La recente radiazione di Pieroni, disposta dalla Federcalcio, cosa comporterà nel rapporto tra lui e voi?

“Dal punto di vista umano non cambierà niente. Pieroni è un consulente esterno che stimiamo e sul quale facciamo conto per le scelte di natura tecnica. L’anno scorso sapevamo della sua squalifica, ma ci trovammo nella necessità di avere un uomo di calcio che ci desse una mano. Di Pieroni ci colpì il curriculum, pieno di vittorie, e la voglia di tornare al lavoro. Fu una scelta controcorrente la nostra, è vero, ma il coraggio non ci manca. Difendere chi è leale con noi non mi spaventa, l’Arezzo è una società pulita”.

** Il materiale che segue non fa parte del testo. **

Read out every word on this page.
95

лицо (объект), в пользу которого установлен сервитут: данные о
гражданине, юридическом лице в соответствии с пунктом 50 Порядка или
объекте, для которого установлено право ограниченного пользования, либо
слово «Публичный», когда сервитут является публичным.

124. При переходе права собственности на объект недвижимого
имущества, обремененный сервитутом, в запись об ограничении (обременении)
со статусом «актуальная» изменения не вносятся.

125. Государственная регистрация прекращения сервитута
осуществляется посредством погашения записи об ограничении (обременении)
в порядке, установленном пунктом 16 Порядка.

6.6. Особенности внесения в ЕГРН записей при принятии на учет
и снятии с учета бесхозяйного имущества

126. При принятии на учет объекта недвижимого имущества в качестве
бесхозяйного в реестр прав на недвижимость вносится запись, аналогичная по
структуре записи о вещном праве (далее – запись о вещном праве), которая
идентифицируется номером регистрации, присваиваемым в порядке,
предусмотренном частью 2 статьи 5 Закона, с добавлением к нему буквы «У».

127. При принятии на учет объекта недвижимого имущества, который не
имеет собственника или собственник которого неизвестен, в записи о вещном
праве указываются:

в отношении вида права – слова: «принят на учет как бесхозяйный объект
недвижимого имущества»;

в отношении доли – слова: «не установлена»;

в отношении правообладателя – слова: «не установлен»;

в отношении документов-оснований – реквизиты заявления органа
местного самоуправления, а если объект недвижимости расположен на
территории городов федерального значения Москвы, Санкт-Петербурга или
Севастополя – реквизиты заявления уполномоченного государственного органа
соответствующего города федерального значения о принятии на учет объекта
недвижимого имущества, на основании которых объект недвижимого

Il ritorno di Vittorio Fioretti aleggia nell’aria da qualche settimana. C’è del vero o sono voci infondate anche queste?

“Fioretti è rimasto in buoni rapporti con Mancini e il presidente, secondo me giustamente, si confronta spesso con lui. Ma si confronta anche con altri”.

Qualche domanda su calciopoli. L’Arezzo inizialmente si costituì parte terza nel primo troncone del processo, poi è passato sul banco degli accusati. Non è stato contraddittorio questo atteggiamento?

“Il costituirsi parte terza fu deciso in mia assenza, io ero all’estero. Non ci ha giovato forse, ma ci è comunque servito per prendere visione delle carte e della modalità di svolgimento del processo”.

A distanza di settimane, come se lo spiega il -6 inflitto all’Arezzo? Accanimento della procura, complotto, giochi di palazzo: cosa?

“L’Arezzo è stato trattato come l’ultima ruota del carro e non è vero che l’avvocato D’Avirro ha sottovalutato i rischi che stavamo correndo. Piuttosto dico che ci hanno inflitto un -6 nonostante avessimo dimostrato che la partita Arezzo-Salernitana non era truccata”.

Complotto?

“Scarso peso politico della città, mancanza di potere a certi livelli”.

Quanto c’è di suo nell’Arezzo di oggi?

“Sono arrivato da estraneo, il calcio non lo conoscevo. Oggi sono un tifoso vero a tutti gli effetti. Non l’avrei creduto”.

Gioco della torre. Chi butta di sotto, Titomanlio o Meani?

“Li butto entrambi”.

Somma o Gustinetti?

“Somma. E’ bravo ma difficile da gestire”.

Fioretti o Pieroni?

“Uno è il passato, l’altro il presente. Non posso scegliere”.

Abbruscato o Floro Flores?

“Floro mi perdonerà, però tengo su Abbruscato perché con lui avevo un feeling particolare. L’ho visto crescere, ha lasciato un grande ricordo”.